Vincent : Salut mes futurs équipiers, vous avez vu le beau voilier que je me suis acheté d’occasion, à moitié prix du neuf, une super affaire.
Michel : Super, c’est vrai, c’est ton choix, c’est ton budget, je suppose que tu projettes de le rénover de fond en comble, on est tous là pour …
Thomas : Moi je peux revoir l’installation électrique et la peinture extérieure et toi la mécanique, la voilure, l’accastillage… si, ça te va.
Suzanne : Moi, je ne sais pas faire grand-chose , sauf la déco du carré et des cabines : quelques housses, rideaux, éléments de cuisine.
Vincent : Merci, écoutez les amis, tout me va, je ne sais trop par où commencer, y a tout à faire : carénage, peinture, bref, j’ai la liste.
Suzanne : Vas-tu choisir un autre nom de ton bateau pour qu’il soit bien à toi, à moins que celui-ci te convienne ?
Vincent : « Ar-Kilé » me va, ça veut dire «Le compagnon» en breton. Ce sera le mien, tout autant que le vôtre, donc je ne le change pas.

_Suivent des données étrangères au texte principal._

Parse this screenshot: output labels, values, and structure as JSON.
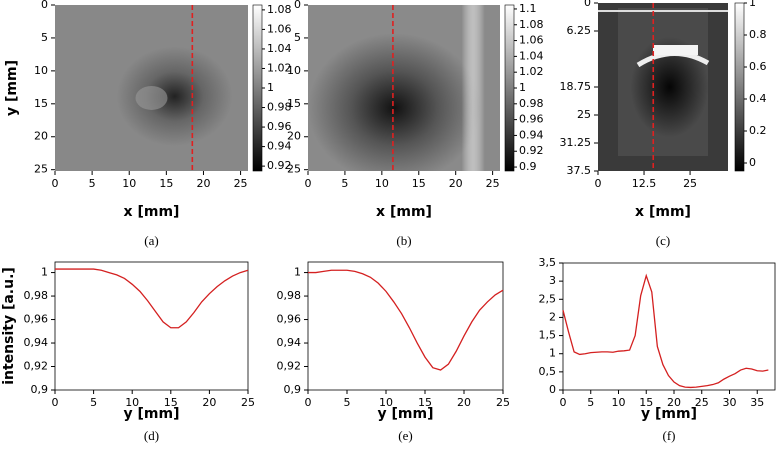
{
  "chart_data": [
    {
      "type": "image",
      "caption": "(a)",
      "xlabel": "x [mm]",
      "ylabel": "y [mm]",
      "xlim": [
        0,
        26
      ],
      "ylim": [
        0,
        25.2
      ],
      "xticks": [
        0,
        5,
        10,
        15,
        20,
        25
      ],
      "yticks": [
        0,
        5,
        10,
        15,
        20,
        25
      ],
      "clim": [
        0.915,
        1.085
      ],
      "cticks": [
        0.92,
        0.94,
        0.96,
        0.98,
        1,
        1.02,
        1.04,
        1.06,
        1.08
      ],
      "cut_x": 18.5,
      "cut_color": "#e02020"
    },
    {
      "type": "image",
      "caption": "(b)",
      "xlabel": "x [mm]",
      "xlim": [
        0,
        26
      ],
      "ylim": [
        0,
        25.2
      ],
      "xticks": [
        0,
        5,
        10,
        15,
        20,
        25
      ],
      "yticks": [
        0,
        5,
        10,
        15,
        20,
        25
      ],
      "clim": [
        0.895,
        1.105
      ],
      "cticks": [
        0.9,
        0.92,
        0.94,
        0.96,
        0.98,
        1,
        1.02,
        1.04,
        1.06,
        1.08,
        1.1
      ],
      "cut_x": 11.5,
      "cut_color": "#e02020"
    },
    {
      "type": "image",
      "caption": "(c)",
      "xlabel": "x [mm]",
      "xlim": [
        0,
        35.3
      ],
      "ylim": [
        0,
        37.5
      ],
      "xticks": [
        0,
        12.5,
        25
      ],
      "yticks": [
        0,
        6.25,
        18.75,
        25,
        31.25,
        37.5
      ],
      "clim": [
        -0.05,
        1.0
      ],
      "cticks": [
        0,
        0.2,
        0.4,
        0.6,
        0.8,
        1
      ],
      "cut_x": 15,
      "cut_color": "#e02020"
    },
    {
      "type": "line",
      "caption": "(d)",
      "xlabel": "y [mm]",
      "ylabel": "intensity [a.u.]",
      "xlim": [
        0,
        25
      ],
      "ylim": [
        0.9,
        1.009
      ],
      "xticks": [
        0,
        5,
        10,
        15,
        20,
        25
      ],
      "yticks": [
        {
          "value": 0.9,
          "label": "0,9"
        },
        {
          "value": 0.92,
          "label": "0,92"
        },
        {
          "value": 0.94,
          "label": "0,94"
        },
        {
          "value": 0.96,
          "label": "0,96"
        },
        {
          "value": 0.98,
          "label": "0,98"
        },
        1
      ],
      "series": [
        {
          "color": "#d42020",
          "x": [
            0,
            1,
            2,
            3,
            4,
            5,
            6,
            7,
            8,
            9,
            10,
            11,
            12,
            13,
            14,
            15,
            16,
            17,
            18,
            19,
            20,
            21,
            22,
            23,
            24,
            25
          ],
          "values": [
            1.003,
            1.003,
            1.003,
            1.003,
            1.003,
            1.003,
            1.002,
            1.0,
            0.998,
            0.995,
            0.99,
            0.984,
            0.976,
            0.967,
            0.958,
            0.953,
            0.953,
            0.958,
            0.966,
            0.975,
            0.982,
            0.988,
            0.993,
            0.997,
            1.0,
            1.002
          ]
        }
      ]
    },
    {
      "type": "line",
      "caption": "(e)",
      "xlabel": "y [mm]",
      "xlim": [
        0,
        25
      ],
      "ylim": [
        0.9,
        1.009
      ],
      "xticks": [
        0,
        5,
        10,
        15,
        20,
        25
      ],
      "yticks": [
        {
          "value": 0.9,
          "label": "0,9"
        },
        {
          "value": 0.92,
          "label": "0,92"
        },
        {
          "value": 0.94,
          "label": "0,94"
        },
        {
          "value": 0.96,
          "label": "0,96"
        },
        {
          "value": 0.98,
          "label": "0,98"
        },
        1
      ],
      "series": [
        {
          "color": "#d42020",
          "x": [
            0,
            1,
            2,
            3,
            4,
            5,
            6,
            7,
            8,
            9,
            10,
            11,
            12,
            13,
            14,
            15,
            16,
            17,
            18,
            19,
            20,
            21,
            22,
            23,
            24,
            25
          ],
          "values": [
            1.0,
            1.0,
            1.001,
            1.002,
            1.002,
            1.002,
            1.001,
            0.999,
            0.996,
            0.991,
            0.984,
            0.975,
            0.965,
            0.953,
            0.94,
            0.928,
            0.919,
            0.917,
            0.922,
            0.933,
            0.946,
            0.958,
            0.968,
            0.975,
            0.981,
            0.985
          ]
        }
      ]
    },
    {
      "type": "line",
      "caption": "(f)",
      "xlabel": "y [mm]",
      "xlim": [
        0,
        38.2
      ],
      "ylim": [
        0,
        3.5
      ],
      "xticks": [
        0,
        5,
        10,
        15,
        20,
        25,
        30,
        35
      ],
      "yticks": [
        0,
        {
          "value": 0.5,
          "label": "0,5"
        },
        1,
        {
          "value": 1.5,
          "label": "1,5"
        },
        2,
        {
          "value": 2.5,
          "label": "2,5"
        },
        3,
        {
          "value": 3.5,
          "label": "3,5"
        }
      ],
      "series": [
        {
          "color": "#d42020",
          "x": [
            0,
            1,
            2,
            3,
            4,
            5,
            6,
            7,
            8,
            9,
            10,
            11,
            12,
            13,
            14,
            15,
            16,
            17,
            18,
            19,
            20,
            21,
            22,
            23,
            24,
            25,
            26,
            27,
            28,
            29,
            30,
            31,
            32,
            33,
            34,
            35,
            36,
            37
          ],
          "values": [
            2.2,
            1.6,
            1.05,
            0.98,
            1.0,
            1.03,
            1.04,
            1.05,
            1.05,
            1.04,
            1.07,
            1.08,
            1.1,
            1.5,
            2.6,
            3.15,
            2.7,
            1.2,
            0.7,
            0.4,
            0.22,
            0.12,
            0.08,
            0.07,
            0.08,
            0.1,
            0.12,
            0.15,
            0.2,
            0.3,
            0.38,
            0.45,
            0.55,
            0.6,
            0.58,
            0.53,
            0.52,
            0.55
          ]
        }
      ]
    }
  ]
}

Michel : A ta guise, mais ce rouge, devenu terne, ça te plait comme couleur ou tu comptes le repeindre !
Suzanne : Je le verrais bien en bleu foncé, pour se fondre dans l’eau à sa ligne de flottaison tout en la soulignant comme un trait de pinceau.
Vincent : C’est aussi mon choix, il faut la décaper, mettre une couche de primaire pour accrocher, y en a pour une semaine, voire plus car il faut compter avec la météo… et les autre aléas, imprévus, surprises.
Michel : Arrêtes, tu tiens à nous décourager avant même d’avoir commencé .On va être optimiste, on va y arriver pour le 1er juillet
Vincent : si tu le dis, je ne demande qu’à te croire : on verra !
Et c’est ainsi que les travaux ont débuté dès le premier week-end par le nettoyage, le carénage, les travaux de peinture, etc… Toute l’équipe mettait du cœur à l’ouvrage dans la bonne entente et bonne humeur, comme il se doit, en dépit quelques averses les obligeant à se calfeutrer à l’intérieur pour une bière ou un apéro dinatoire…
Epilogue
L’imaginaire du bateau et du voilier est aussi vieux que le Monde de nos premiers humains qui partaient à la conquête de notre Planète. Dieu sait si le bateau se décline presque à l’infini : barque à rames pour commencer et bateau voilier ; bateau à moteur : vedette, yacht, cargo, paquebot ; bateau à fond plat : bac, barge, chaland, péniche ;
Bateau de pêche, bateau remorqueur, sauvetage ; canot, chaloupe, radeau, pirogue, canoé … ferry. C’est tout ce qui flotte et permet de se déplacer. Construit par l’homme, beaucoup sont monocoque, sinon multicoque. Si tous les voiliers vont de plus en plus vite, le nôtre ne dépassera guère les sept nœuds.
J’ai appris à naviguer à la voile sur un Optimist, toujours dans le vent, les années passent, lui, reste. Ses formes simples en ont fait l’outil des débutants. Il continue sa brillante carrière au cœur de toutes les écoles de voile pour impérissables souvenirs.
Bateau, barque, voilier, symbolisent le voyage, la traversée de la vie, l’océan en image de celle-ci. Il faut mener son bateau à bon port et bien mener sa barque. Sa forme et son creux accueillant symbolise le ventre féminin, son étrave fendant l’eau, le sexe masculin. La barque serait un berceau dans lequel on se blottit dès lors l’image du sein maternel n’est pas loin.
S’il y a bien un «sujet bateau», c’est celui-là, il vous mène à bon port ou vous jette un sort, un sujet qui vous embarque au-delà des mers, qui vous attache à lui, tant endroit qu’envers !
Forme du bateau, filiforme, ou flancs rebondis, évoque un poisson fin, fendant l’eau ou baleine, se trainant sans se soucier de vent, ni de vitesse : les vedettes ou péniches, en rivières, restent bien plus sages.